# 50/50 sublimation



## Occo370 (Jun 4, 2019)

Does anyone have any pictures of sublimation print being applied to a 50/50. Shirt. And how do you think it will hold up 

Thank 

50 ploy
50 cotton


----------



## PatWibble (Mar 7, 2014)

50% of the print will wash out. Bit like 65/35% but worse.
OK for fashion prints that require a vintage look, but no good for general retail. Even for fashion goods you would probably want to have the finished garment prewashed so that the customer can see what they are getting.


----------



## Occo370 (Jun 4, 2019)

Thank you for your response. I figured as much. I’m waiting for my printer to come. Just curious as to how it would hold. What would you suggest for a decent shirt to hold sublimation ink.
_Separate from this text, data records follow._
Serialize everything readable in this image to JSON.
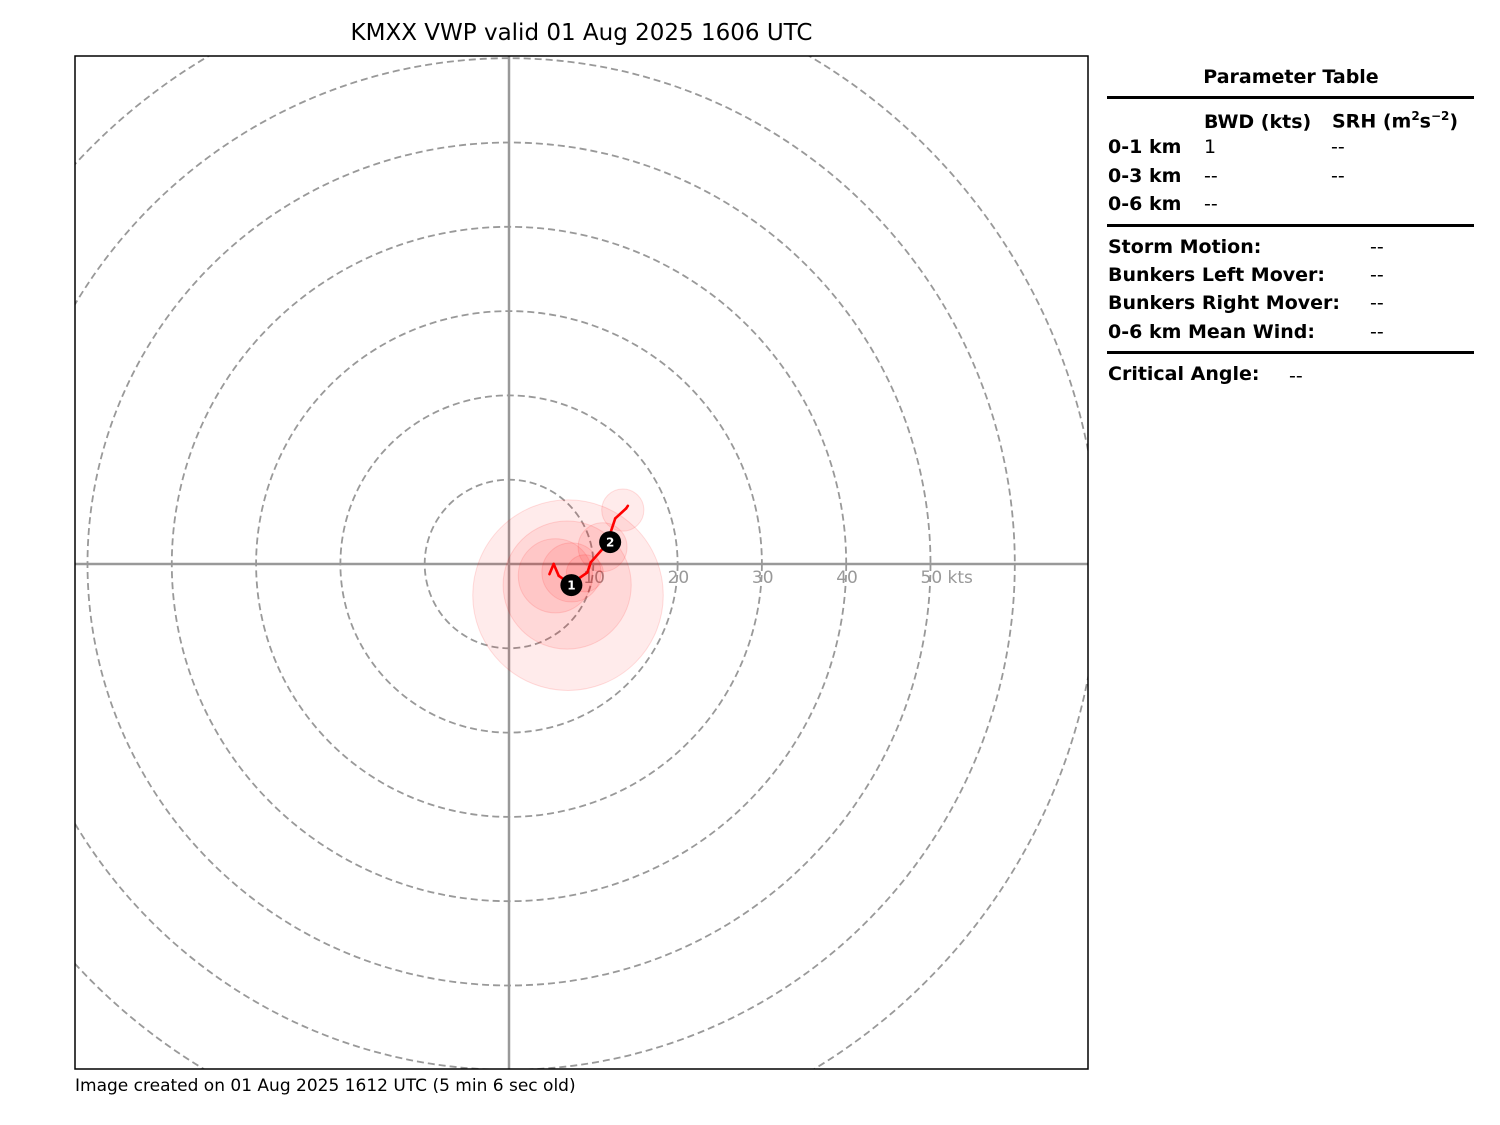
{
  "title": "KMXX VWP valid 01 Aug 2025 1606 UTC",
  "footer": "Image created on 01 Aug 2025 1612 UTC (5 min 6 sec old)",
  "chart_data": {
    "type": "hodograph",
    "units": "kts",
    "range_rings": [
      10,
      20,
      30,
      40,
      50,
      60,
      70
    ],
    "ring_labels": [
      "10",
      "20",
      "30",
      "40",
      "50 kts"
    ],
    "hodograph_trace": {
      "color": "#ff0000",
      "points": [
        {
          "u": 4.8,
          "v": -1.2
        },
        {
          "u": 5.3,
          "v": 0.0
        },
        {
          "u": 5.9,
          "v": -1.4
        },
        {
          "u": 7.3,
          "v": -2.4
        },
        {
          "u": 9.3,
          "v": -1.0
        },
        {
          "u": 9.7,
          "v": 0.2
        },
        {
          "u": 11.2,
          "v": 1.9
        },
        {
          "u": 12.0,
          "v": 3.6
        },
        {
          "u": 12.6,
          "v": 5.4
        },
        {
          "u": 13.9,
          "v": 6.6
        },
        {
          "u": 14.1,
          "v": 6.9
        }
      ]
    },
    "uncertainty_circles": [
      {
        "u": 7.0,
        "v": -3.7,
        "r": 11.3
      },
      {
        "u": 6.9,
        "v": -2.5,
        "r": 7.6
      },
      {
        "u": 5.5,
        "v": -1.4,
        "r": 4.4
      },
      {
        "u": 7.4,
        "v": -1.0,
        "r": 3.5
      },
      {
        "u": 9.0,
        "v": -1.1,
        "r": 2.2
      },
      {
        "u": 11.1,
        "v": 2.0,
        "r": 2.9
      },
      {
        "u": 13.5,
        "v": 6.4,
        "r": 2.5
      }
    ],
    "height_markers": [
      {
        "label": "1",
        "u": 7.4,
        "v": -2.5
      },
      {
        "label": "2",
        "u": 12.0,
        "v": 2.6
      }
    ]
  },
  "parameter_table": {
    "title": "Parameter Table",
    "col_bwd": "BWD (kts)",
    "col_srh_prefix": "SRH (m",
    "col_srh_sup1": "2",
    "col_srh_mid": "s",
    "col_srh_sup2": "−2",
    "col_srh_suffix": ")",
    "rows": [
      {
        "label": "0-1 km",
        "bwd": "1",
        "srh": "--"
      },
      {
        "label": "0-3 km",
        "bwd": "--",
        "srh": "--"
      },
      {
        "label": "0-6 km",
        "bwd": "--"
      }
    ],
    "storm_motion_label": "Storm Motion:",
    "storm_motion_value": "--",
    "bunkers_left_label": "Bunkers Left Mover:",
    "bunkers_left_value": "--",
    "bunkers_right_label": "Bunkers Right Mover:",
    "bunkers_right_value": "--",
    "mean_wind_label": "0-6 km Mean Wind:",
    "mean_wind_value": "--",
    "critical_angle_label": "Critical Angle:",
    "critical_angle_value": "--"
  }
}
Without spending. 10-12$ per shirt


I’m trying to do an on demand print 

How about the poly powder. Any luck with that. 
Or the sublimation transfer papers. That allow you I sublimate the transfer. Then press it. 

How do those hold up


----------



## Occo370 (Jun 4, 2019)

Sorry. I replied and lost it 


What is a decent shirt to use for sublimation
Inexpensive

Also hi are the transfer sheets that allow u to sublimatevto them. Then transfer

Or the poly powders


----------



## webtrekker (Jan 28, 2018)

White, 100% polyester is the preferred choice for vivid, long-lasting prints that don't wash out.


You print to sublimation paper and press in a flat heat press.


----------



## Occo370 (Jun 4, 2019)

So the sublimation paper and powders will work well? How long would they last in a cotton. Or 50/50 blend compared to printing on 100% polyester.


----------